Now he could face up to five years in jail if prosecutors decide to go ahead with a legal case.

Chancellor Angela Merkel's spokesman Steffen Seibert said on Monday that the government was examining whether Böhmermann should be prosecuted and would decide within a few days.

But he insisted that freedom of art and of the press were "non-negotiable" for the Chancellor.

The comedian had read his poem, titled “libellous criticism”, aloud on his show Neo Magazin Royale on public broadcaster ZDF on March 31st.

Böhmermann said he wanted to show Turkish President Recep Tayyip Erdogan what defamation really looked like after the leader complained over a satirical song broadcast by a different German show.

“What I’m about to read is not allowed.

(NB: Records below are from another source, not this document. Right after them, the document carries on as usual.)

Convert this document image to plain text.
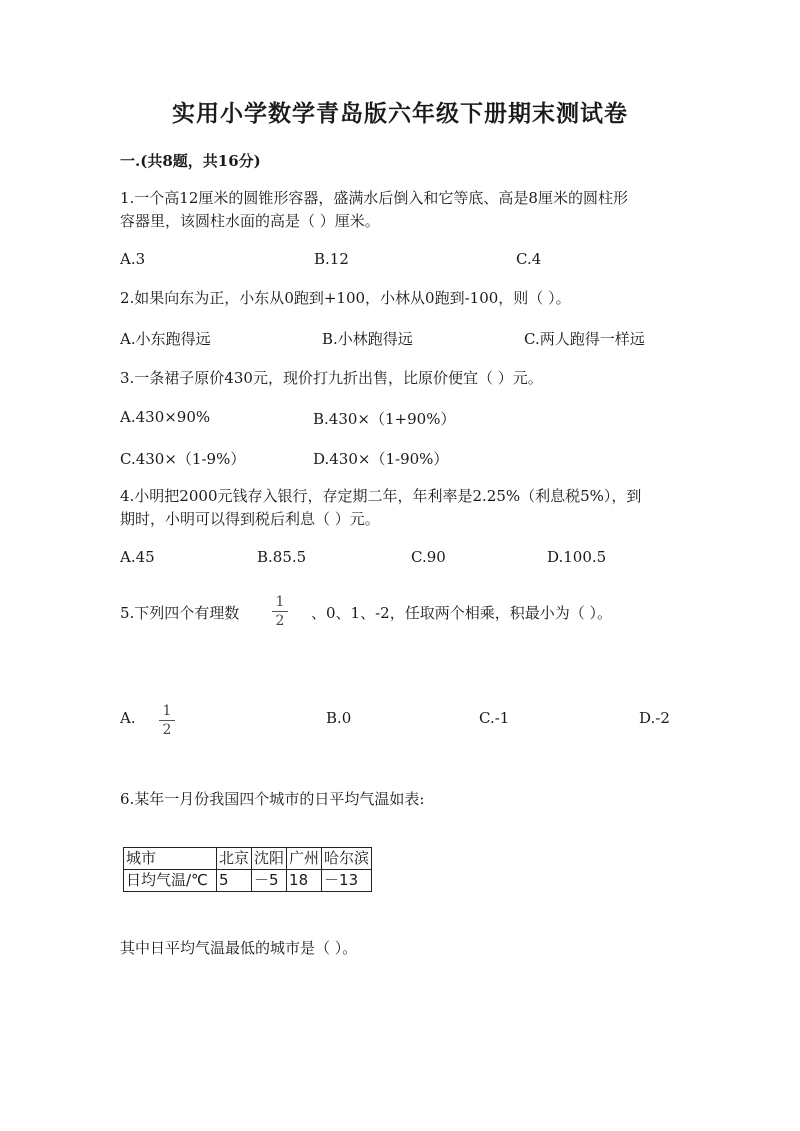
实用小学数学青岛版六年级下册期末测试卷
一.(共8题，共16分)
1.一个高12厘米的圆锥形容器，盛满水后倒入和它等底、高是8厘米的圆柱形
容器里，该圆柱水面的高是（ ）厘米。
A.3	B.12	C.4
2.如果向东为正，小东从0跑到+100，小林从0跑到-100，则（ ）。
A.小东跑得远	B.小林跑得远	C.两人跑得一样远
3.一条裙子原价430元，现价打九折出售，比原价便宜（ ）元。
A.430×90%	B.430×（1+90%）
C.430×（1-9%）	D.430×（1-90%）
4.小明把2000元钱存入银行，存定期二年，年利率是2.25%（利息税5%），到
期时，小明可以得到税后利息（ ）元。
A.45	B.85.5	C.90	D.100.5
5.下列四个有理数
1
2 、0、1、-2，任取两个相乘，积最小为（ ）。
A. 1
2
B.0	C.-1	D.-2
6.某年一月份我国四个城市的日平均气温如表:
城市	北京	沈阳	广州	哈尔滨
日均气温/℃	5	－5	18	－13
其中日平均气温最低的城市是（ ）。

If it were to be read in public - that would be forbidden in Germany,” Böhmermann said, before proceeding to perform the poem, which among many insults called Erdogan a “goat fucker” who “watches child porn while kicking Kurds.”

The poem was cut from the online version of the show by ZDF editors but republished on the Bild newspaper website.

And it was criticized by Merkel in a phone call with Turkish Prime Minister Ahmet Davutoglu, when she called the work a "deliberate insult" to his President.

Since then the possible deployment of a near-forgotten law criminalizing insults against foreign heads of state has turned the poem into “a kind of state crisis" in Germany, as Mathias Döpfner, head of the powerful Axel Springer publishing house, wrote in an open letter to the comic.

Döpfner even went so far as to back Böhmermann in all his attacks on Erdogan and say he would be prepared to join the comedian in the dock.

Meanwhile, there was near radio silence from Böhmermann himself over the weekend, with the comedian dropping his Berlin regional show and limiting his activity on social media to a few retweets.

On Friday the TV comic even avoided the Grimme Prize award ceremony, where he had been slated to pick up a prize for his video satirizing a middle finger gesture directed at Germany by former Greek Finance Minister Yanis Varoufakis.